Yukiko bergumam, "Chie...?"

.

Sementara itu, sang wanita berambut putih pualam itu duduk di atas rumah dimana Daidara Metalworks berada. Ia kembali seperti saat itu, tidak bereaksi, tidak membantu, hanya sekedar pengamat. Ia hanya melihat pertarungan dengan mata kuningnya seraya duduk menikmati tebalnya kabut yang menyelimuti kota.

"Jadi... Shadows-Shadows yang ia lawan berkumpul ke arahnya...?" entah kenapa ia tersenyum, seperti menemukan sebuah harta karun. "Jadi kunci yang kuberikan padanya itu berguna,"

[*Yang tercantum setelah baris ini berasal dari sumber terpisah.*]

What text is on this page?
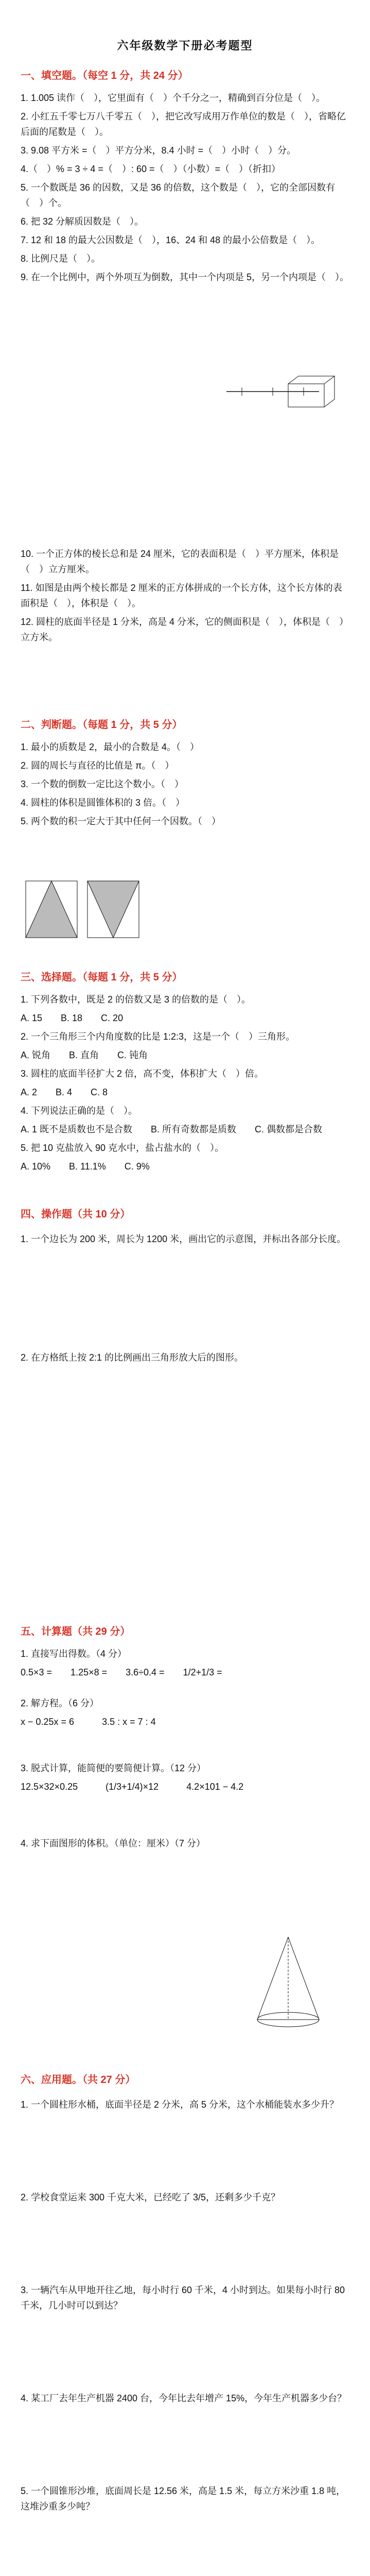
六年级数学下册必考题型
一、填空题。（每空 1 分，共 24 分）

1. 1.005 读作（　），它里面有（　）个千分之一，精确到百分位是（　）。

2. 小红五千零七万八千零五（　），把它改写成用万作单位的数是（　），省略亿后面的尾数是（　）。

3. 9.08 平方米 =（　）平方分米，8.4 小时 =（　）小时（　）分。

4.（　）% = 3 ÷ 4 =（　）: 60 =（　）（小数）=（　）（折扣）

5. 一个数既是 36 的因数，又是 36 的倍数，这个数是（　），它的全部因数有（　）个。

6. 把 32 分解质因数是（　）。

7. 12 和 18 的最大公因数是（　），16、24 和 48 的最小公倍数是（　）。

8. 比例尺是（　）。

9. 在一个比例中，两个外项互为倒数，其中一个内项是 5，另一个内项是（　）。

10. 一个正方体的棱长总和是 24 厘米，它的表面积是（　）平方厘米，体积是（　）立方厘米。

11. 如图是由两个棱长都是 2 厘米的正方体拼成的一个长方体，这个长方体的表面积是（　），体积是（　）。

12. 圆柱的底面半径是 1 分米，高是 4 分米，它的侧面积是（　），体积是（　）立方米。

二、判断题。（每题 1 分，共 5 分）

1. 最小的质数是 2，最小的合数是 4。（　）

2. 圆的周长与直径的比值是 π。（　）

3. 一个数的倒数一定比这个数小。（　）

4. 圆柱的体积是圆锥体积的 3 倍。（　）

5. 两个数的积一定大于其中任何一个因数。（　）

三、选择题。（每题 1 分，共 5 分）

1. 下列各数中，既是 2 的倍数又是 3 的倍数的是（　）。

A. 15　　B. 18　　C. 20

2. 一个三角形三个内角度数的比是 1:2:3，这是一个（　）三角形。

A. 锐角　　B. 直角　　C. 钝角

3. 圆柱的底面半径扩大 2 倍，高不变，体积扩大（　）倍。

A. 2　　B. 4　　C. 8

4. 下列说法正确的是（　）。

A. 1 既不是质数也不是合数　　B. 所有奇数都是质数　　C. 偶数都是合数

5. 把 10 克盐放入 90 克水中，盐占盐水的（　）。

A. 10%　　B. 11.1%　　C. 9%

四、操作题（共 10 分）

1. 一个边长为 200 米，周长为 1200 米，画出它的示意图，并标出各部分长度。

2. 在方格纸上按 2:1 的比例画出三角形放大后的图形。

五、计算题（共 29 分）

1. 直接写出得数。（4 分）

0.5×3 =　　1.25×8 =　　3.6÷0.4 =　　1/2+1/3 =

2. 解方程。（6 分）

x − 0.25x = 6　　　3.5 : x = 7 : 4

3. 脱式计算，能简便的要简便计算。（12 分）

12.5×32×0.25　　　(1/3+1/4)×12　　　4.2×101 − 4.2

4. 求下面图形的体积。（单位：厘米）（7 分）

六、应用题。（共 27 分）

1. 一个圆柱形水桶，底面半径是 2 分米，高 5 分米，这个水桶能装水多少升？

2. 学校食堂运来 300 千克大米，已经吃了 3/5，还剩多少千克？

3. 一辆汽车从甲地开往乙地，每小时行 60 千米，4 小时到达。如果每小时行 80 千米，几小时可以到达？

4. 某工厂去年生产机器 2400 台，今年比去年增产 15%，今年生产机器多少台？

5. 一个圆锥形沙堆，底面周长是 12.56 米，高是 1.5 米，每立方米沙重 1.8 吨，这堆沙重多少吨？
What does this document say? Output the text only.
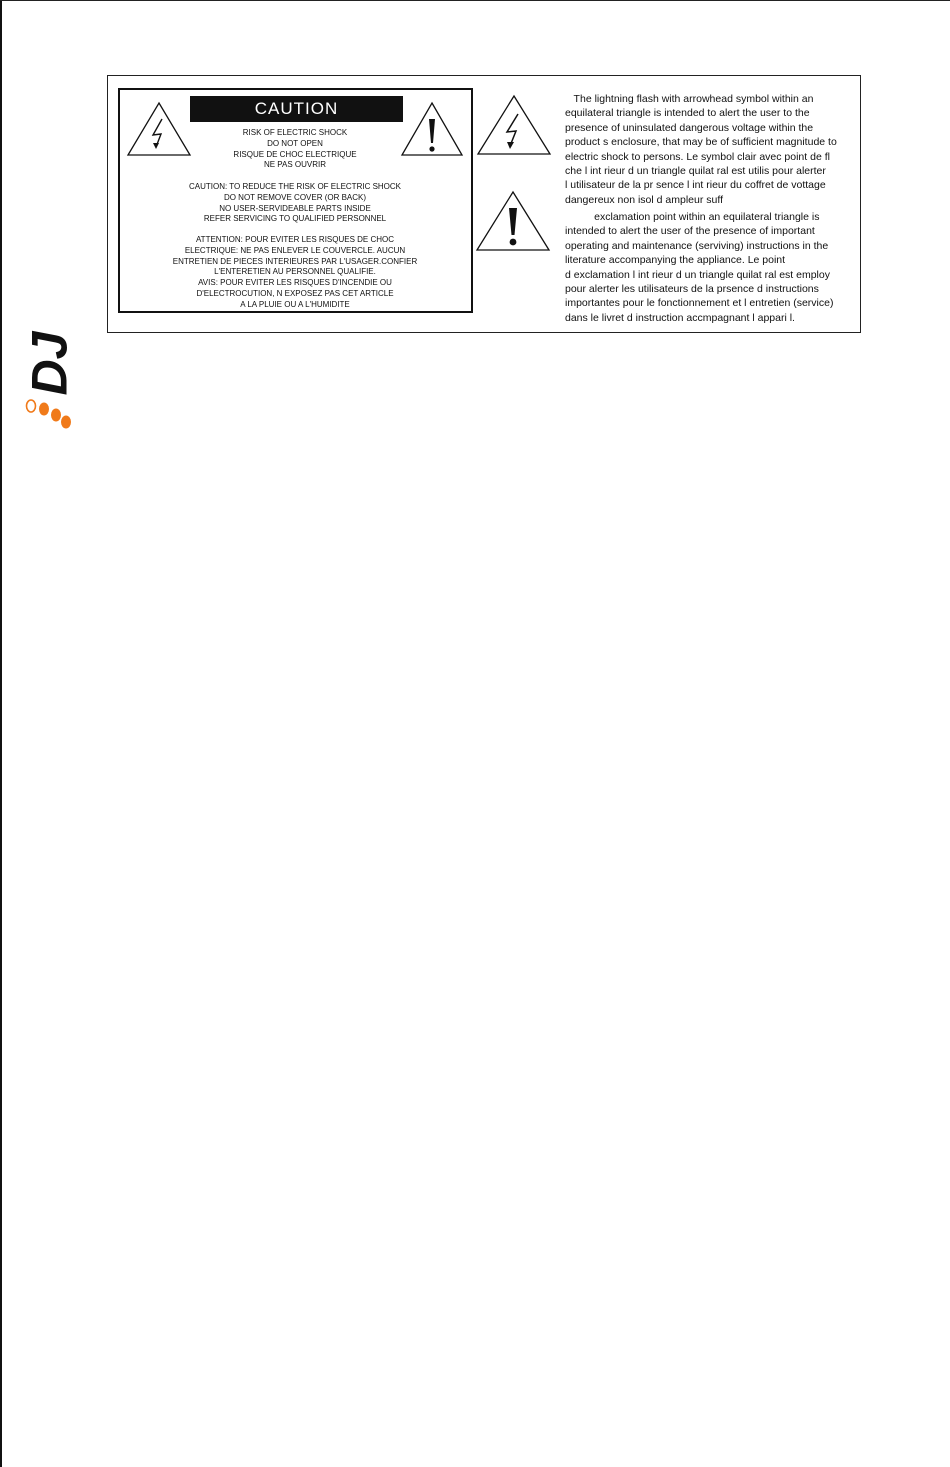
DJ
CAUTION
RISK OF ELECTRIC SHOCK
DO NOT OPEN
RISQUE DE CHOC ELECTRIQUE
NE PAS OUVRIR
CAUTION: TO REDUCE THE RISK OF ELECTRIC SHOCK
DO NOT REMOVE COVER (OR BACK)
NO USER-SERVIDEABLE PARTS INSIDE
REFER SERVICING TO QUALIFIED PERSONNEL
ATTENTION: POUR EVITER LES RISQUES DE CHOC
ELECTRIQUE: NE PAS ENLEVER LE COUVERCLE. AUCUN
ENTRETIEN DE PIECES INTERIEURES PAR L'USAGER.CONFIER
L'ENTERETIEN AU PERSONNEL QUALIFIE.
AVIS: POUR EVITER LES RISQUES D'INCENDIE OU
D'ELECTROCUTION, N EXPOSEZ PAS CET ARTICLE
A LA PLUIE OU A L'HUMIDITE
The lightning flash with arrowhead symbol within an
equilateral triangle is intended to alert the user to the
presence of uninsulated dangerous voltage within the
product s enclosure, that may be of sufficient magnitude to
electric shock to persons. Le symbol clair avec point de fl
che l int rieur d un triangle quilat ral est utilis pour alerter
l utilisateur de la pr sence l int rieur du coffret de vottage
dangereux non isol d ampleur suff
exclamation point within an equilateral triangle is
intended to alert the user of the presence of important
operating and maintenance (serviving) instructions in the
literature accompanying the appliance. Le point
d exclamation l int rieur d un triangle quilat ral est employ
pour alerter les utilisateurs de la prsence d instructions
importantes pour le fonctionnement et l entretien (service)
dans le livret d instruction accmpagnant l appari l.
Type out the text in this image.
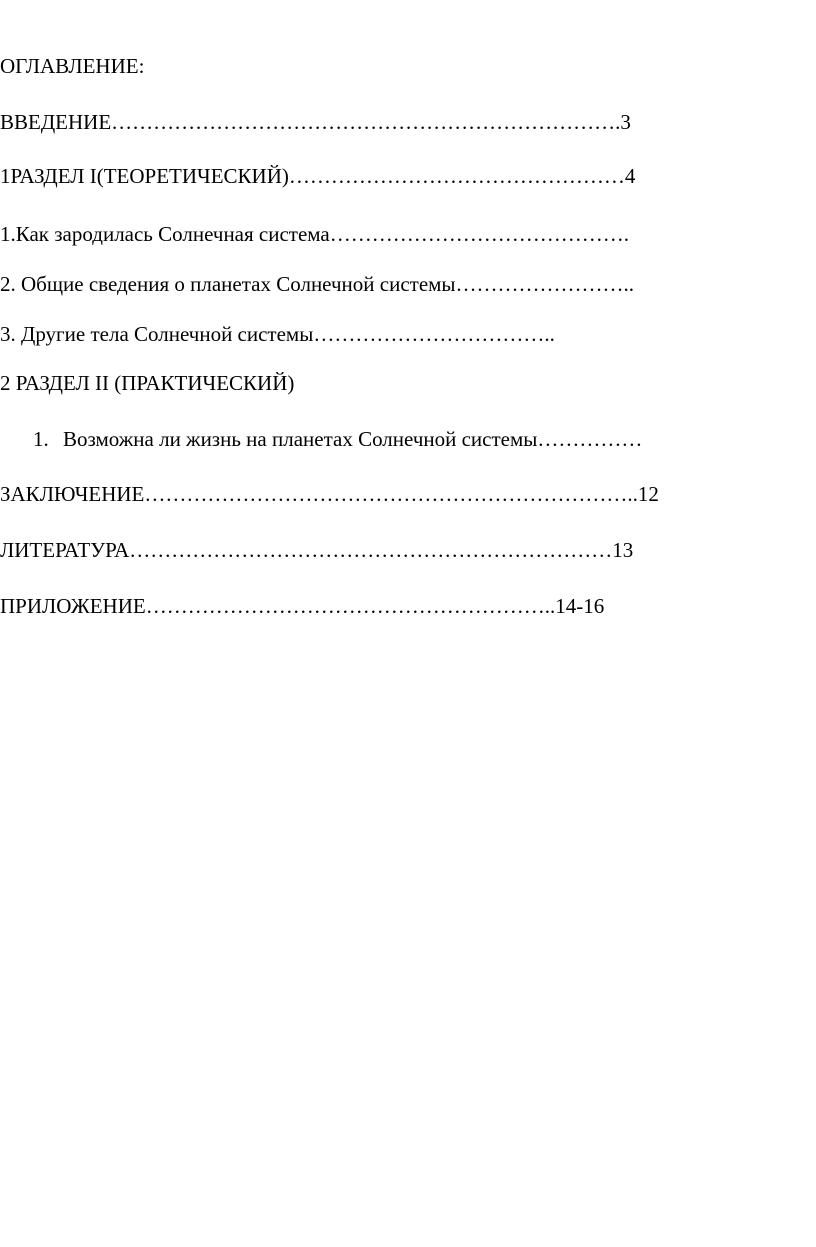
ОГЛАВЛЕНИЕ:

ВВЕДЕНИЕ……………………………………………………………….3

1РАЗДЕЛ I(ТЕОРЕТИЧЕСКИЙ)…………………………………………4

1.Как зародилась Солнечная система…………………………………….

2. Общие сведения о планетах Солнечной системы……………………..

3. Другие тела Солнечной системы……………………………..

2 РАЗДЕЛ II (ПРАКТИЧЕСКИЙ)

1. Возможна ли жизнь на планетах Солнечной системы……………

ЗАКЛЮЧЕНИЕ……………………………………………………………..12

ЛИТЕРАТУРА……………………………………………………………13

ПРИЛОЖЕНИЕ…………………………………………………..14-16
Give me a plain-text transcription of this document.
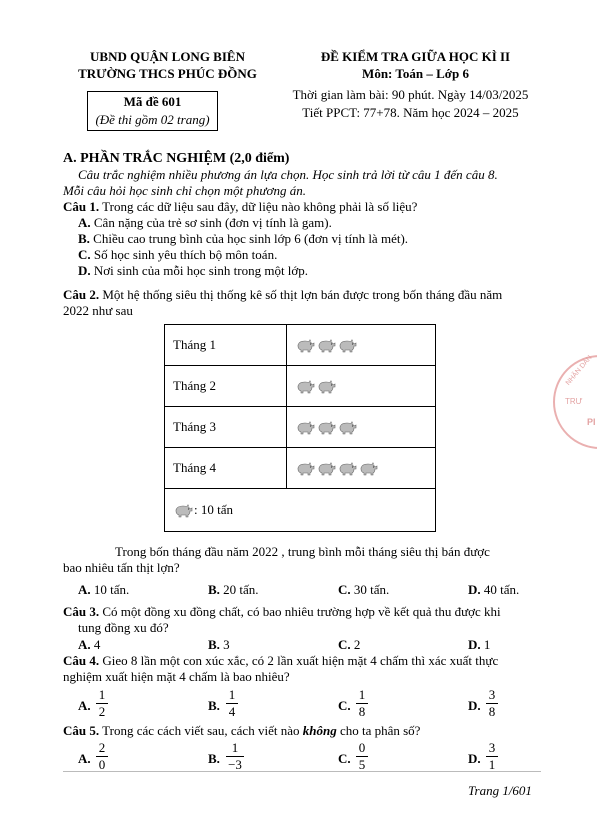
UBND QUẬN LONG BIÊN
TRƯỜNG THCS PHÚC ĐỒNG
Mã đề 601
(Đề thi gồm 02 trang)
ĐỀ KIỂM TRA GIỮA HỌC KÌ II
Môn: Toán – Lớp 6
Thời gian làm bài: 90 phút. Ngày 14/03/2025
Tiết PPCT: 77+78. Năm học 2024 – 2025
A. PHẦN TRẮC NGHIỆM (2,0 điểm)
Câu trắc nghiệm nhiều phương án lựa chọn. Học sinh trả lời từ câu 1 đến câu 8.
Mỗi câu hỏi học sinh chỉ chọn một phương án.
Câu 1. Trong các dữ liệu sau đây, dữ liệu nào không phải là số liệu?
A. Cân nặng của trẻ sơ sinh (đơn vị tính là gam).
B. Chiều cao trung bình của học sinh lớp 6 (đơn vị tính là mét).
C. Số học sinh yêu thích bộ môn toán.
D. Nơi sinh của mỗi học sinh trong một lớp.
Câu 2. Một hệ thống siêu thị thống kê số thịt lợn bán được trong bốn tháng đầu năm
2022 như sau
Tháng 1	
Tháng 2	
Tháng 3	
Tháng 4	
: 10 tấn	
Trong bốn tháng đầu năm 2022 , trung bình mỗi tháng siêu thị bán được
bao nhiêu tấn thịt lợn?
A. 10 tấn.	B. 20 tấn.	C. 30 tấn.	D. 40 tấn.
Câu 3. Có một đồng xu đồng chất, có bao nhiêu trường hợp về kết quả thu được khi
tung đồng xu đó?
A. 4	B. 3	C. 2	D. 1
Câu 4. Gieo 8 lần một con xúc xắc, có 2 lần xuất hiện mặt 4 chấm thì xác xuất thực
nghiệm xuất hiện mặt 4 chấm là bao nhiêu?
A.
1
2	B.
1
4	C.
1
8	D.
3
8
Câu 5. Trong các cách viết sau, cách viết nào không cho ta phân số?
A.
2
0	B.
1
−3	C.
0
5	D.
3
1
Trang 1/601
NHÂN DÂN
TRƯ
PI
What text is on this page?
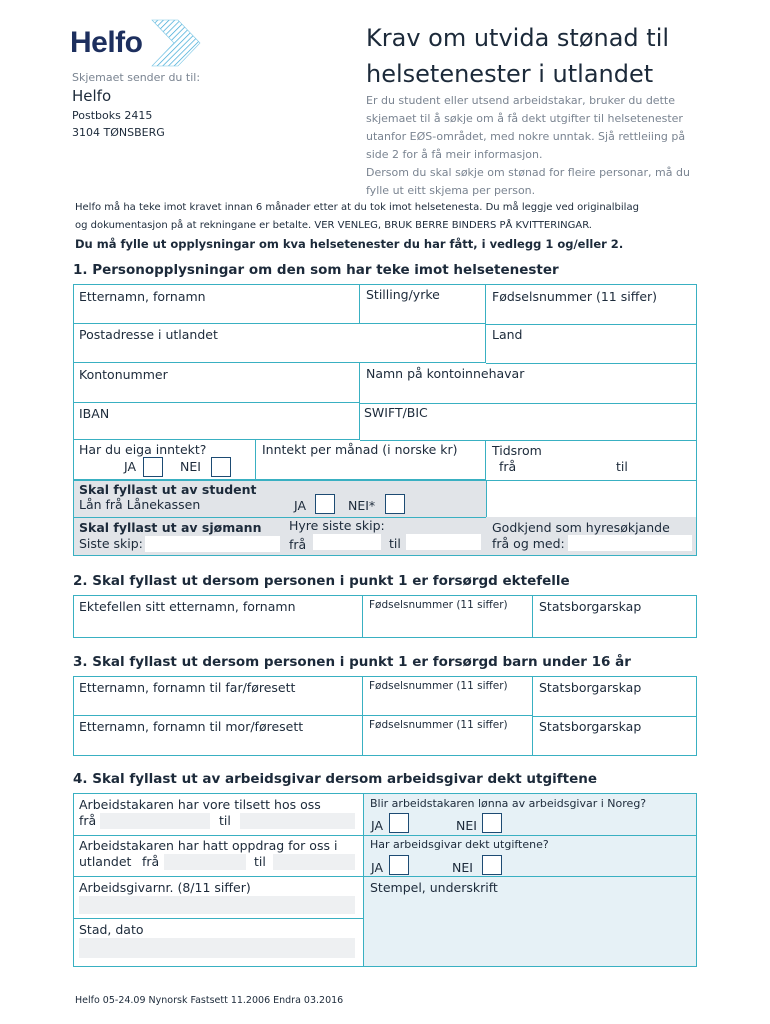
Helfo	Krav om utvida stønad til
helsetenester i utlandet
Skjemaet sender du til:
Helfo
Postboks 2415
3104 TØNSBERG
Er du student eller utsend arbeidstakar, bruker du dette
skjemaet til å søkje om å få dekt utgifter til helsetenester
utanfor EØS-området, med nokre unntak. Sjå rettleiing på
side 2 for å få meir informasjon.
Dersom du skal søkje om stønad for fleire personar, må du
fylle ut eitt skjema per person.
Helfo må ha teke imot kravet innan 6 månader etter at du tok imot helsetenesta. Du må leggje ved originalbilag
og dokumentasjon på at rekningane er betalte. VER VENLEG, BRUK BERRE BINDERS PÅ KVITTERINGAR.
Du må fylle ut opplysningar om kva helsetenester du har fått, i vedlegg 1 og/eller 2.
1. Personopplysningar om den som har teke imot helsetenester
Etternamn, fornamn	Stilling/yrke	Fødselsnummer (11 siffer)
Postadresse i utlandet	Land
Kontonummer	Namn på kontoinnehavar
IBAN	SWIFT/BIC
Har du eiga inntekt?
JA	NEI
Inntekt per månad (i norske kr)	Tidsrom
frå	til
Skal fyllast ut av student
Lån frå Lånekassen	JA	NEI*
Skal fyllast ut av sjømann
Siste skip:
Hyre siste skip:
frå	til
Godkjend som hyresøkjande
frå og med:
2. Skal fyllast ut dersom personen i punkt 1 er forsørgd ektefelle
Ektefellen sitt etternamn, fornamn	Fødselsnummer (11 siffer)	Statsborgarskap
3. Skal fyllast ut dersom personen i punkt 1 er forsørgd barn under 16 år
Etternamn, fornamn til far/føresett	Fødselsnummer (11 siffer)	Statsborgarskap
Etternamn, fornamn til mor/føresett	Fødselsnummer (11 siffer)	Statsborgarskap
4. Skal fyllast ut av arbeidsgivar dersom arbeidsgivar dekt utgiftene
Arbeidstakaren har vore tilsett hos oss
frå	til
Arbeidstakaren har hatt oppdrag for oss i
utlandet frå	til
Arbeidsgivarnr. (8/11 siffer)
Stad, dato
Blir arbeidstakaren lønna av arbeidsgivar i Noreg?
JA	NEI
Har arbeidsgivar dekt utgiftene?
JA	NEI
Stempel, underskrift
Helfo 05-24.09 Nynorsk Fastsett 11.2006 Endra 03.2016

Kunci, ya, kunci. Kunci tak berwarna yang ia temukan tepat di dalam Compendium milik Seta Souji setelah sang pemilik buku itu meninggal, Margaret sendiri sebagai pemegang buku tersebut tidak tahu apa arti kunci tersebut. Igor sendiri tak bisa menyimpulkan apapun, yang master Velvet Room tahu, kunci itu bernama Boundary Key.

Dari pengamatan Margaret sendiri, ia menyadari bahwa setelah ia memberikan kunci itu kepada tamu Velvet Room yang sekarang, kunci itu mulai menunjukkan warna—kunci itu berwarna merah muda setelah ia melalui pintu menuju ingatan sang gadis navigator. Margaret pun menyimpulkan, gadis berbando merah itu mungkin 'kunci' yang ia cari.

Demi menemukan Souji.

Wanita itu turun dari atas gedung dengan sekali lompatan sempurna. Ia berusaha menikmati pertarungan itu dari dekat tanpa terlacak oleh sang navigator.

"Hmhm..." senyumnya makin meruncing. "Apa aku rebut saja kunci itu darinya...? Ia pasti masih memegangnya."

.

To be continued.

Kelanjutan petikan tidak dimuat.